As we made our way to the airport that afternoon, I glanced down to check our time and beheld The Watch. It was at that moment that I realized this wasn’t over. I’ll get back to my Zen running soon, but maybe first I’ll take one more shot at that Boston 3:30.

4 comments:

Anonymous said...

You are such a studly rockstar, Julie! Thanks for the great guest blog, come on back any time now, ya heah?

jcorey4 said...

Thanks for showcasing my little piece, Me and You and Ellie! I feel very very special. I originally wrote that piece for our local track club newsletter. When submitted, it was at I think 1600 words. The editor thanked me, but said I needed to get it down to 800 words, sil vous ples. I struggled with the whittling process. Ellie helped me, and we finally got it just right. When it was printed, however, it had lost much in the newsletter's editorial process. It was butchered, really, and I was sad :(. But now that my little blogger friends so graciously invitied me to use it as a guest blogger piece, and it's been printed as edited by me (and Ellie), I am happy again :).
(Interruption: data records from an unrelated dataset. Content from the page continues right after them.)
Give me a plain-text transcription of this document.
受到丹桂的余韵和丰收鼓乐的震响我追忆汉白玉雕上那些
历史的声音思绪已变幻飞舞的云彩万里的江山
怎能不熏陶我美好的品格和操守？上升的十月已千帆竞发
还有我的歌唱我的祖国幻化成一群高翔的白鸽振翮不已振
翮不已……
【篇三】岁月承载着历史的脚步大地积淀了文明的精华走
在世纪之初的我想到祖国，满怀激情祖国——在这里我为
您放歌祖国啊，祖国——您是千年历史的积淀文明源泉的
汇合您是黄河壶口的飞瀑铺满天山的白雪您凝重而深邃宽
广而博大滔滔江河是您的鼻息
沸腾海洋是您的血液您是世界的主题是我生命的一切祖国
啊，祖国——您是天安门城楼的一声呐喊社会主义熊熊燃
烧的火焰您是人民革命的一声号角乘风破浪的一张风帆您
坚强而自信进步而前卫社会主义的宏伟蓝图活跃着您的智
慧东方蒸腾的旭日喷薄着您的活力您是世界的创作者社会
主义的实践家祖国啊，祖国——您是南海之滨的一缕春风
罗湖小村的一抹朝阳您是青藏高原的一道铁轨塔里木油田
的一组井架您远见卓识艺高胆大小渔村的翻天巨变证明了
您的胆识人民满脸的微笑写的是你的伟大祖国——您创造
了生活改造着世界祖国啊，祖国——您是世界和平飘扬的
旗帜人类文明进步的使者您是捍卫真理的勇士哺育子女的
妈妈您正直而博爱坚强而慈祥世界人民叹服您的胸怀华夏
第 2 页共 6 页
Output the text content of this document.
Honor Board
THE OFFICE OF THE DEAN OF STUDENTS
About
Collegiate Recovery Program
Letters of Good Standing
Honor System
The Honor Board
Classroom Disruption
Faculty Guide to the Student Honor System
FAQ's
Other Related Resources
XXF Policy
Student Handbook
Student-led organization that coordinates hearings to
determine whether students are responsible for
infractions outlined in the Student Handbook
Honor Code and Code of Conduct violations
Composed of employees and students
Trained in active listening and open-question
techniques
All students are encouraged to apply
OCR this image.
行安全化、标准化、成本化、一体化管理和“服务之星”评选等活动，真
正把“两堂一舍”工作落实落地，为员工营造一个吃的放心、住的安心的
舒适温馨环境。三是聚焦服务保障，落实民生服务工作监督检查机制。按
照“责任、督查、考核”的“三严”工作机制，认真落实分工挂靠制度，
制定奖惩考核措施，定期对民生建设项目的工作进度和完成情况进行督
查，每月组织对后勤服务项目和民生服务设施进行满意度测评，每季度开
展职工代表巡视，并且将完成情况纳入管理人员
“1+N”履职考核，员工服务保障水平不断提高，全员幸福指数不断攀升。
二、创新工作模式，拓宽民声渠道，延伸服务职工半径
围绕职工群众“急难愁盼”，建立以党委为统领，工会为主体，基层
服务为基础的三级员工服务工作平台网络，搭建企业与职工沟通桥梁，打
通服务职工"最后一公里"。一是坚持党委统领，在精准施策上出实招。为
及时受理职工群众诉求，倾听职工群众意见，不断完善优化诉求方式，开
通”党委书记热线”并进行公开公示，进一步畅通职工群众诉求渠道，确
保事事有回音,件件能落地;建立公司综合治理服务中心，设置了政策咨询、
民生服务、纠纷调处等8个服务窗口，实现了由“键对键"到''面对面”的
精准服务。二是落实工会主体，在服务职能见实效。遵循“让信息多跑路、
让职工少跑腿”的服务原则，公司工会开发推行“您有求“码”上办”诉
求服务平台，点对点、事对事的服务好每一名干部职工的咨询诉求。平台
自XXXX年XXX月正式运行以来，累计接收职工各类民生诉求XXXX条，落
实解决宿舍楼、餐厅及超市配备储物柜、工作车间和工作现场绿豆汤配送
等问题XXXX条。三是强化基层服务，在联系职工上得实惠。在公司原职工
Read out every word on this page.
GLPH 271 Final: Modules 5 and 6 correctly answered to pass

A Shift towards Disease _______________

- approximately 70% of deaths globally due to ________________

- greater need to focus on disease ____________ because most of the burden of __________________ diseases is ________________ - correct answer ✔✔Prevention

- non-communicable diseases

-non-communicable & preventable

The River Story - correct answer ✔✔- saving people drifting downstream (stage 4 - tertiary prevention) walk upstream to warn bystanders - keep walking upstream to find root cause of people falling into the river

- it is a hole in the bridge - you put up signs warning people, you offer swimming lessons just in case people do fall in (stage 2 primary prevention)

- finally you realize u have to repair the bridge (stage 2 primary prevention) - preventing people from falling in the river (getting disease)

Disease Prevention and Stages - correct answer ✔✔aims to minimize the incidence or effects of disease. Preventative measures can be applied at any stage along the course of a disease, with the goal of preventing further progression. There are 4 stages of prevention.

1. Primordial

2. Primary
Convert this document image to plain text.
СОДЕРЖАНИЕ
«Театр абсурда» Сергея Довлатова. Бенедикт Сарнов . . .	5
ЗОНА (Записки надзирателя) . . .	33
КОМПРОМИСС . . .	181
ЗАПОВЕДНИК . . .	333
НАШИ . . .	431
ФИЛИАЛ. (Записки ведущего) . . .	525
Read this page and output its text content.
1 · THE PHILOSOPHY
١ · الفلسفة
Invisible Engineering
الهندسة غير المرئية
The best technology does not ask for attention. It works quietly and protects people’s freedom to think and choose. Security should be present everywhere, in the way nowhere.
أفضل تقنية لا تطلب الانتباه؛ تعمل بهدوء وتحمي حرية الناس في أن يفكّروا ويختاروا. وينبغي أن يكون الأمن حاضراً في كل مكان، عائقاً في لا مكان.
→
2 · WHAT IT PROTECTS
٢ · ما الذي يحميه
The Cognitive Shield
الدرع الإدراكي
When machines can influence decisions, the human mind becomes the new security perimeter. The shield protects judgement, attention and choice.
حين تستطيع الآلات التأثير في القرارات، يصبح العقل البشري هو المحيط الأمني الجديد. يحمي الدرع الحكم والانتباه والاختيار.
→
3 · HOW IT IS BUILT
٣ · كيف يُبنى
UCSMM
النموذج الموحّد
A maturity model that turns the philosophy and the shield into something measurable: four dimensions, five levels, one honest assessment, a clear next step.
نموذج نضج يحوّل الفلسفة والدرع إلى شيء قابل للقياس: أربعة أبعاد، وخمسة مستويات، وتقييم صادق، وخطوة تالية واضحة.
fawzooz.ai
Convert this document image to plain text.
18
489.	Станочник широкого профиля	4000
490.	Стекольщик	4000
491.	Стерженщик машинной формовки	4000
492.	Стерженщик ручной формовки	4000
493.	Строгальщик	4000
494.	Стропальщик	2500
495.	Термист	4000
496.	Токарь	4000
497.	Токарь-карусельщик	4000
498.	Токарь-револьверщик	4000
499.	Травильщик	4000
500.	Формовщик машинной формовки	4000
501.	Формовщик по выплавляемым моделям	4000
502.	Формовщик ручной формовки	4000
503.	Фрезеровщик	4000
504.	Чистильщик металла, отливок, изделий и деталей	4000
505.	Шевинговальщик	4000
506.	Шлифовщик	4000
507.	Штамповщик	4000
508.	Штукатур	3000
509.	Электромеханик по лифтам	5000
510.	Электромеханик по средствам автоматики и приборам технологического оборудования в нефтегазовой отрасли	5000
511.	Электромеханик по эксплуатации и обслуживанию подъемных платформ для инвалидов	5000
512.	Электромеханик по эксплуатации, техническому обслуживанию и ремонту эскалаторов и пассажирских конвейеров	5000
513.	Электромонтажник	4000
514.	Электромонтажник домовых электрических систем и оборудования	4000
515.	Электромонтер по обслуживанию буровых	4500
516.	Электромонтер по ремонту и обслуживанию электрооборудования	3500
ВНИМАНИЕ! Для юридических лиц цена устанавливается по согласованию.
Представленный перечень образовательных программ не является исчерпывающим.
I should note that one of the things I had to slash from the original for the sake of sheer word volume reduction was the whole excellent family element of the Boston experience. My children came with us on this trip, and my parents and sister Jane all were part of the weekend, in addition to multitudes of cousins, aunts, uncles and friends. That was an important and wonderful factor, but it hit the cutting room floor because the publication was looking for a marathon story more than a personal story.
Anyways, thanks guys. xo Julie

JS said...

Anyone who can complete a marathon has my unbridled admiration and my unvarnished envy. I also consider such people to be irrational nutcases who thrive on pain, but that's another story. Nicely done, Julie.

Anonymous said...

I agree with john all accounts.

I loved the blog entry, Julie. Thanks for being a guest blogger. Mistah Schleckah has a hard act to follow!